Legend dates the church's first founding to 440 CE, when Patrick himself - on his way from Britain to begin the conversion of Ireland - was supposedly shipwrecked on a small rock half a mile offshore. The island is still called Ynys Badrig, Patrick's Isle, though English maps usually mark it as Middle Mouse. From a stile in the churchyard wall you can see it clearly: a low, gull-haunted lump in the Irish Sea. The cove below the church is Porth Padrig. Whether or not the saint ever stood here, the tradition is medieval and the church on the headland is old; the building's oldest fabric is fourteenth century, sitting on what was probably an earlier site. The community at the 2011 census numbered 1,357 - down slightly from 1,392 a decade earlier - spread between the village of Cemaes, the older parish of Llanbadrig and the hamlets of Clygyrog and Tregynrig.

The Promontory Fort

A mile west of the church, on the Llanlleiana headland, rises Dinas Gynfor - an Iron Age promontory fort whose three sea-cliff sides need no walls and whose landward side carries two sets of defensive banks and ditches. The interior has been quarried in places, complicating the archaeology, but the bones of the fortifications remain clear. Towards the tip of the promontory stands a small tower built to mark the coronation of King Edward VII in 1902. Below it, low stone footings trace the medieval Church of Llanlleiana, ruined long before the present age. The headland is also the most northerly point of Wales - a fact Anglesey takes considerable pride in.
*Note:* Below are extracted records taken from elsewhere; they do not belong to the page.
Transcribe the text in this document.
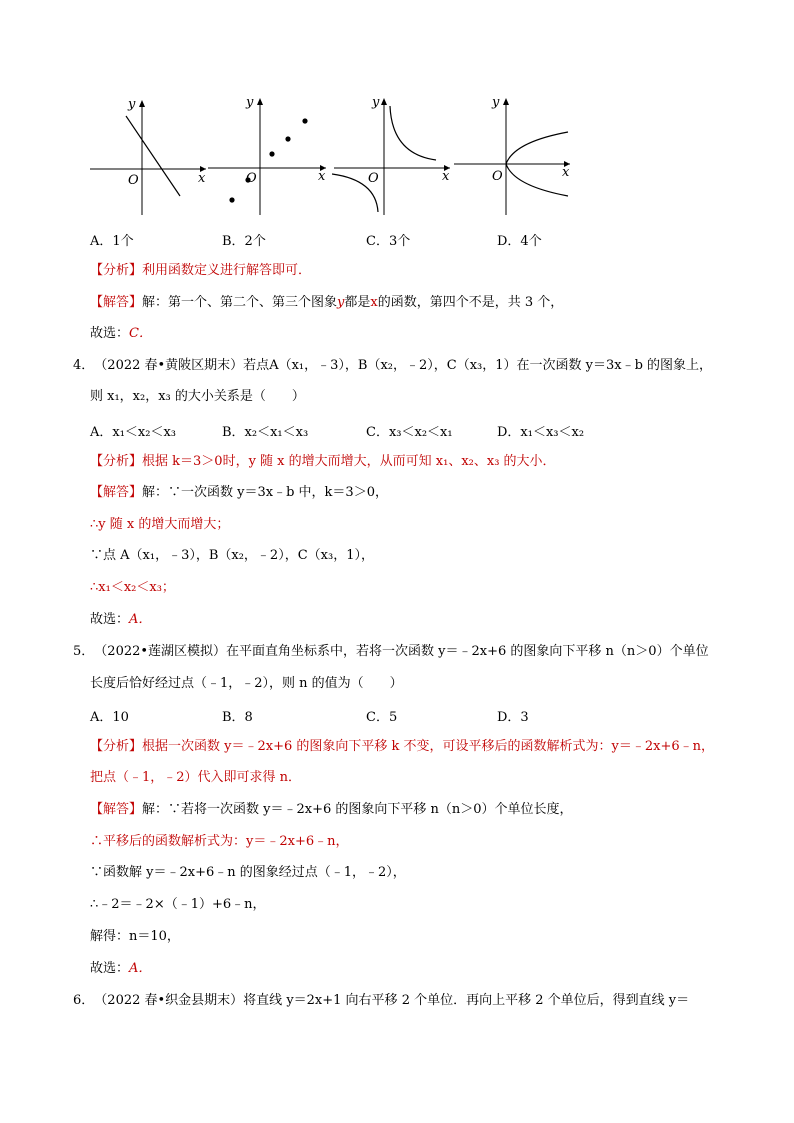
y
x
O
y
x
O
y
x
O
y
x
O
A．1个	B．2个	C．3个	D．4个
【分析】利用函数定义进行解答即可．
【解答】解：第一个、第二个、第三个图象y都是x的函数，第四个不是，共 3 个，
故选：C．
4．　 （2022 春•黄陂区期末）若点A（x₁，﹣3），B（x₂，﹣2），C（x₃，1）在一次函数 y＝3x﹣b 的图象上，
则 x₁，x₂，x₃ 的大小关系是（　　）
A．x₁＜x₂＜x₃	B．x₂＜x₁＜x₃	C．x₃＜x₂＜x₁	D．x₁＜x₃＜x₂
【分析】根据 k＝3＞0时，y 随 x 的增大而增大，从而可知 x₁、x₂、x₃ 的大小．
【解答】解：∵一次函数 y＝3x﹣b 中，k＝3＞0，
∴y 随 x 的增大而增大；
∵点 A（x₁，﹣3），B（x₂，﹣2），C（x₃，1），
∴x₁＜x₂＜x₃；
故选：A．
5．　 （2022•莲湖区模拟）在平面直角坐标系中，若将一次函数 y＝﹣2x+6 的图象向下平移 n（n＞0）个单位
长度后恰好经过点（﹣1，﹣2），则 n 的值为（　　）
A．10	B．8	C．5	D．3
【分析】根据一次函数 y＝﹣2x+6 的图象向下平移 k 不变，可设平移后的函数解析式为：y＝﹣2x+6﹣n，
把点（﹣1，﹣2）代入即可求得 n．
【解答】解：∵若将一次函数 y＝﹣2x+6 的图象向下平移 n（n＞0）个单位长度，
∴平移后的函数解析式为：y＝﹣2x+6﹣n，
∵函数解 y＝﹣2x+6﹣n 的图象经过点（﹣1，﹣2），
∴﹣2＝﹣2×（﹣1）+6﹣n，
解得：n＝10，
故选：A．
6．　 （2022 春•织金县期末）将直线 y＝2x+1 向右平移 2 个单位．再向上平移 2 个单位后，得到直线 y＝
In July 2012, as part of the Cultural Olympiad surrounding the London Olympics, the headland became one of eight British coastal sites hosting Peace Camp, where glowing dome tents and four nights of recorded love poetry filled the cliff edge.

The Brickworks Below

Two kilometres east of the church, at Porth Wen - 'White Bay' in English - the cliffs hold the substantial remains of a late-Victorian silica brickworks. Three brick beehive kilns, a chimney, the storage hopper, the incline tramroad from the quartzite quarries above: all stand essentially intact on a steep ledge above the cove. Bricks fired here lined the steel furnaces of the late nineteenth century industrial north. The works closed in 1924 according to most sources, though some say 1949. Today the ruins are a scheduled monument with no formal access path; reaching them requires the coastal footpath and a careful scramble. The sea has begun to take the lower buildings. Together with Dinas Gynfor and the church, Porth Wen makes this short stretch of Anglesey coast one of the densest concentrations of layered history on the island - prehistoric, medieval, industrial, and the curious religious experiment of a Victorian peer.
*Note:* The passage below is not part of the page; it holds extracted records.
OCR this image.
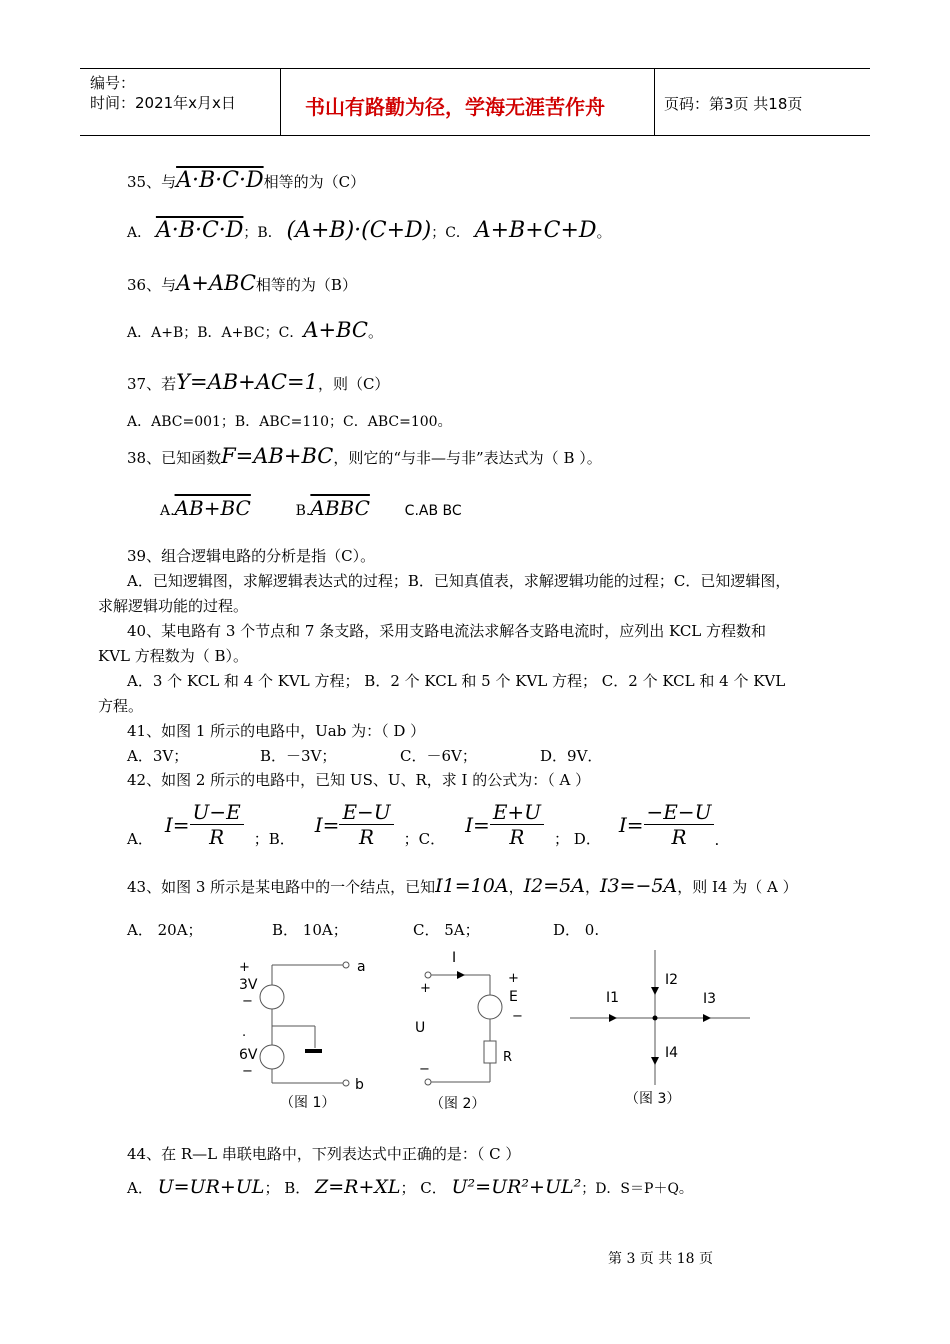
编号：
时间：2021年x月x日	书山有路勤为径，学海无涯苦作舟	页码：第3页 共18页
35、与A·B·C·D相等的为（C）
A． A·B·C·D；B． (A+B)·(C+D)；C． A+B+C+D。
36、与A+ABC相等的为（B）
A．A+B；B．A+BC；C．A+BC。
37、若Y=AB+AC=1，则（C）
A．ABC=001；B．ABC=110；C．ABC=100。
38、已知函数F=AB+BC，则它的“与非—与非”表达式为（ B ）。
A.AB+BC	B.ABBC C.AB BC
39、组合逻辑电路的分析是指（C）。
A．已知逻辑图，求解逻辑表达式的过程；B．已知真值表，求解逻辑功能的过程；C．已知逻辑图，
求解逻辑功能的过程。
40、某电路有 3 个节点和 7 条支路，采用支路电流法求解各支路电流时，应列出 KCL 方程数和
KVL 方程数为（ B）。
A．3 个 KCL 和 4 个 KVL 方程； B．2 个 KCL 和 5 个 KVL 方程； C．2 个 KCL 和 4 个 KVL
方程。
41、如图 1 所示的电路中，Uab 为：（ D ）
A．3V；	B．－3V；	C．－6V；	D．9V．
42、如图 2 所示的电路中，已知 US、U、R，求 I 的公式为：（ A ）
A．
$I= \frac{U-E}{R}$ ；B．
$I= \frac{E-U}{R}$ ；C．
$I= \frac{E+U}{R}$ ； D．
$I= \frac{-E-U}{R}$ .
43、如图 3 所示是某电路中的一个结点，已知I1=10A，I2=5A，I3=−5A，则 I4 为（ A ）
A． 20A；	B． 10A；	C． 5A；	D． 0.
+
3V
−
·
6V
−
a
b
（图 1）
I
+
U
−
+
E
−
R
（图 2）
I1
I2
I3
I4
（图 3）
44、在 R—L 串联电路中，下列表达式中正确的是：（ C ）
A． U=UR+UL； B． Z=R+XL； C． U²=UR²+UL²；D．S＝P＋Q。
第 3 页 共 18 页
Cinema and Stranger Visitors

In 2006 the headland appeared in the film Half Light, starring Demi Moore - a thriller ostensibly set in Scotland but shot at Llanbadrig because the location did the Scottish coast better than the actual one. The Welsh placename Llyn Padrig (Patrick's Lake) survives inland near Aberffraw, along with Rhosbadrig farm and a medieval site called Tref Was Padrig, 'township of Patrick's servant.' The pattern suggests an old cult of the saint dispersed across the island. Henry Stanley himself was buried on his estate at Alderley in unconsecrated ground, with an Islamic service led by the imam of the Ottoman Embassy in London. His chapel at Llanbadrig remains - a Grade II*-listed parish church whose blue Islamic-inspired tiles around the sanctuary still draw the curious. Cemaes pronounces 'Kem-ice,' and the locals are used to explaining both the saint and the convert.

From the Air

Llanbadrig parish and church at 53.41 N, 4.44 W, on the north coast of Anglesey. From cruising altitude the headland is visible as the most northerly point of Wales, with the small offshore rock of Middle Mouse (Ynys Badrig) just to the north - the closest land feature on the approach from the Irish Sea. The white-painted Cemaes village lies in the bay to the west. Nearest airports: Anglesey/Valley (EGOV) 11 nm south-west, Caernarfon (EGCK) 18 nm south. The coast here is among the most exposed in the British Isles; weather changes quickly with Atlantic fronts. The Wylfa nuclear power station's distinctive twin reactor buildings sit on the coastline immediately east of Cemaes, providing an unmistakable navigation landmark.